What is a Phishing email?
Phishing, by definition, is the act of attempting to acquire a person’s information such as usernames, passwords, and credit card details by masquerading as a trustworthy entity. Phishing emails can be sent to any email address and most phishing attempts are done through email. The most tricky phishing emails make use of e-mail spoofing, where the ‘from’ address that your mail clients display seems to be valid. These emails will include a link that directs users to enter details at a fake website. This fake website will have the same look-and-feel as the legitimate one and are often nearly identical to the real one. In some cases they will register a domain to look like the website they are trying to get your details for. Something close for example to fake Web Host Pro they might get webhoost.pro and hope you don’t notice the extra letter.
How Phishing Emails Affects You
Popular website users are some of the easiest targets out there. At Web Host Pro we take steps to help end users more easily weed out some of the obvious offenders by using strict SPF records, but that doesn’t prevent all attacks. Understanding, reporting, and mitigation is key to preventing the effectiveness of these attacks.

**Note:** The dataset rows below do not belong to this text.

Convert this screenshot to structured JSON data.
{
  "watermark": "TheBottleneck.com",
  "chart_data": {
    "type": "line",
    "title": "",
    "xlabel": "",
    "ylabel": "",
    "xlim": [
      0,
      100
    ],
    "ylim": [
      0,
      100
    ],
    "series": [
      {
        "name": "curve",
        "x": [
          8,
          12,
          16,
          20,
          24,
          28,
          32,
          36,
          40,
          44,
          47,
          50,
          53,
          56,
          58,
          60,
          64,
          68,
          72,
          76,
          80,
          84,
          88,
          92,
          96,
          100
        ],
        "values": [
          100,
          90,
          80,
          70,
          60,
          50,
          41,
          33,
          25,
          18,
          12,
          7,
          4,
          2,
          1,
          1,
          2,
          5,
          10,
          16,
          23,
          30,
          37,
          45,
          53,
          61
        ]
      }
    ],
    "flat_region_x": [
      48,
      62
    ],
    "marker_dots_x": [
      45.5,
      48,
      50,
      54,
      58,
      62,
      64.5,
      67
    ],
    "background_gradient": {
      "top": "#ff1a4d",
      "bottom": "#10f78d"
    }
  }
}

What to do if you get a Phishing Email
The first step if you think you’ve received a phishing email is to confirm it.
- Check the full email headers for the ‘Sender’ address
- Check for links, logos, typos included in the email
- Typos, misspellings, and incorrect capitalization are red flags
- URLs or names that aren’t quite right (e.g., webhoost.pro webhot.pro) are red flags
Report the URL to https://safebrowsing.google.com/safebrowsing/report_phish/?hl=en
Reporting will block the URL in Chrome, Firefox, Android, iPhone, Google, and more
Report the URL to https://www.microsoft.com/en-us/wdsi/support/report-unsafe-site
Reporting will block the URL in Edge, Office 365, and Internet Explorer
Forward the email, including the full headers, to reportphishing@apwg.org
What do they look like?
An example of the recent cPanel phishing email is below.
Notice that the content has very few typos, but the ‘from’ address has an incorrectly capitalized ‘CPanel.’ If you were to click on the ‘Accept the new terms’ button, you would be taken to a legitimate-looking form that appeared to be a cPanel login page, but the URL didn’t have cPanel anywhere it in.
I got tricked and put your credentials in there!
If you fell for the trick (as so many people have), the first step is to change the password for the account ASAP. If you have used that password anywhere else, change the password there, too. It’s best to make a plan to sign up for a password manager and start making unique passwords for each account you have. We like DashLane which also happens to be free!
To sum up..
Phishing attacks often display spoofed email addresses, to trick receivers into believing they are coming from legitimate users in hopes to send users to a site that has a legitimate design, and ask for a user’s legitimate login, password, and/or other personal details. If you happen to fall for one, make sure and change your password right away. Long term use a password manager that makes separate logins for each site.